Diciamo che era quasi un'abitudine scarrozzarlo, quando mi capitava, per me era solo un piccolo favore che gli facevo, che non costava nulla. Durante il tragitto parlava pochissimo, a parte qualche imprecazione contro i maleducati della strada. Probabilmente trovava strano questo mio modo disinteressato, e magari anche il fatto che dimenticassi per un attimo il suo ruolo marziale, trattandolo semplicemente come una persona comune, come un semplice conoscente. 

Ancora adesso però non so spiegarmi con esattezza il motivo, per cui puntualmente, ogni volta che lo accompagnavo a destinazione, scendendo dalla macchinina, provasse a tenermi un po' sulle spine. Faceva una vero e proprio giro di ispezione intorno alla vettura, per esaminare se vi fosse magari qualche irregolarità: una gomma appena usurata, o qualche fanalino non funzionante. Se trovava qualcosa che non andava, me lo faceva notare, raccomandandomi di provvedere, facendomi capire che in quel momento lui lasciava correre, ma teoricamente sarei stato passibile di multa. 


Forse era solo un modo per mantenere le distanze o per sottolineare il suo ruolo professionale, magari lo diceva solo come consiglio paternale, o chissà, forse era un modo come un altro per far pesare la sua autorità, o addirittura una maniera per provare in qualche modo a pareggiare i conti, come per far passare il messaggio, "tu mi hai fatto un piccolo favore? ebbene io non ti devo niente, perché in fondo non saresti in regola e grazie a me ti sei risparmiato un verbale!". Io lo rassicuravo promettendogli che al più presto avrei provveduto a sistemare ciò che era fuori regola e lo salutavo con la stessa gentilezza di quando l'avevo fatto salire. In quel preciso momento, sfoderando questa sua particolare attitudine, inaspettata e insidiosa, mi faceva pensare tanto alla natura dello scorpione. 


Passavano i giorni e non sempre incontravo al solito posto il carabiniere all'imbrunire, facevo la mia spola con la mia macchinina mattina e sera, trasgredendo per la fretta di tanto in tanto qualche regola del codice stradale. Come quella volta, quando stavo per giungere a casa e un furgone che procedeva davanti a me non voleva proprio muoversi. Era un tratto rettilineo, con striscia continua e in leggera discesa. La visibilità era ottima, non arrivava nessuno in senso contrario, la tentazione fu forte e ho azzardato un sorpasso. 

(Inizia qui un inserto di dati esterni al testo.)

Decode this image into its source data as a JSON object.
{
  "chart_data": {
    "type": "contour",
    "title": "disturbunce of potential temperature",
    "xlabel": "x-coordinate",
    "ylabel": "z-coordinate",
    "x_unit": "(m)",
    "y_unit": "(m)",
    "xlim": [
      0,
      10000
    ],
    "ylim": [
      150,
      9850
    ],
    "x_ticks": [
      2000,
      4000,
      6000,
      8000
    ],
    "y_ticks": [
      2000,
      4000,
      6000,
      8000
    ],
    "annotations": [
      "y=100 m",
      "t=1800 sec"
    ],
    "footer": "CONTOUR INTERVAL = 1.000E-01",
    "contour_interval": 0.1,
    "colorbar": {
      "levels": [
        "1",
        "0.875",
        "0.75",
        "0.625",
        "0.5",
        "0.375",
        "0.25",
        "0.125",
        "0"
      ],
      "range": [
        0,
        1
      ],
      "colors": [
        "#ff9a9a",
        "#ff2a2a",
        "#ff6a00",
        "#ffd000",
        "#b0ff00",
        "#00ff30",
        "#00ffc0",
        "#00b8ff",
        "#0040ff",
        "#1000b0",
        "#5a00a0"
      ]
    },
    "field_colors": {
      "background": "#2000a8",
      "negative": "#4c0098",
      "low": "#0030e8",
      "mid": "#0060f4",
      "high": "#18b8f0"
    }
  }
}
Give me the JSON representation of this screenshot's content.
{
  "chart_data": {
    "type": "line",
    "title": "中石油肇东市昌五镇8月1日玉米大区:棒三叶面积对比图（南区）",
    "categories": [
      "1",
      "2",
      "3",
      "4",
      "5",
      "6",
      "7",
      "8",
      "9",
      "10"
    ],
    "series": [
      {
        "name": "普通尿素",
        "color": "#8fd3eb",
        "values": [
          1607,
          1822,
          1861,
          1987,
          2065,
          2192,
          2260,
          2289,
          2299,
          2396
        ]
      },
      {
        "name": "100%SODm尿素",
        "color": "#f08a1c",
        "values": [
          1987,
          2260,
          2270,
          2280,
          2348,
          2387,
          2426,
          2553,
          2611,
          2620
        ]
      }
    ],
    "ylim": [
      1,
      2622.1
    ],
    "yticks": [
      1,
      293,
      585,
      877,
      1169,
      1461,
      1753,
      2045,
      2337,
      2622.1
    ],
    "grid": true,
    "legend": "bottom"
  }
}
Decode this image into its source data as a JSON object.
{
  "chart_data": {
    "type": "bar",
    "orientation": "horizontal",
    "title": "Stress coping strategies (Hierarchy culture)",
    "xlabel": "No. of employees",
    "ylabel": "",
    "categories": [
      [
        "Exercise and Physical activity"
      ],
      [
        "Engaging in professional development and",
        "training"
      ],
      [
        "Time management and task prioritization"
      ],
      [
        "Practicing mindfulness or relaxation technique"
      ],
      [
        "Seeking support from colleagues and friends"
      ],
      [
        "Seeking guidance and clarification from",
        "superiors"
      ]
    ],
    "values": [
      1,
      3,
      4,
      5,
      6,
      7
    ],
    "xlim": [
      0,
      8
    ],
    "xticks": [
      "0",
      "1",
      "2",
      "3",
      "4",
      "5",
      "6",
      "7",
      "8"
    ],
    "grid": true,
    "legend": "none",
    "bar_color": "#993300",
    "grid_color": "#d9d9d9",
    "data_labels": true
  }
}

Poco più avanti, alla mia sinistra c'era però la caserma del mio paese e appostati in modo da non essere visibili, due carabinieri che alzando la paletta mi intimarono l'alt. Di fronte a un evidente stato di colpevolezza non è proprio il caso di fare obiezioni, bisogna solo ammettere il torto, per non peggiorare la situazione. Uno dei due in divisa era proprio lui, il carabiniere autostoppista. Provai a giustificarmi, pur ammettendo l'infrazione appena commessa, dicendo che in fondo c'era un'ottima visibilità e avendo osservato molto attentamente, comunque non avrei creato con la mia manovra alcun pericolo per me o per gli altri utenti della strada. Ebbi l'istinto per un attimo di giocarmi un'infelice battuta del tipo "... non ho visto però che c'eravate voi!" Ma ci rinunciai, rendendomi conto che avrei solo peggiorato la situazione. 


"Salifiziu", avendomi riconosciuto, a un certo punto ammorbidì i toni incisivi del collega più giovane, convinto di dovermi multare, invece lui dimostrò così la sua amicizia, convincendolo a desistere dall'intenzione di rilevare il verbale. Furono queste le sue parole con cui mi ha scagionato, nella sua inflessione messinese: "Lassamulu annari, và, ca è un bravu fighiolu!" (dai, lasciamolo andare, perché è un bravo ragazzo!)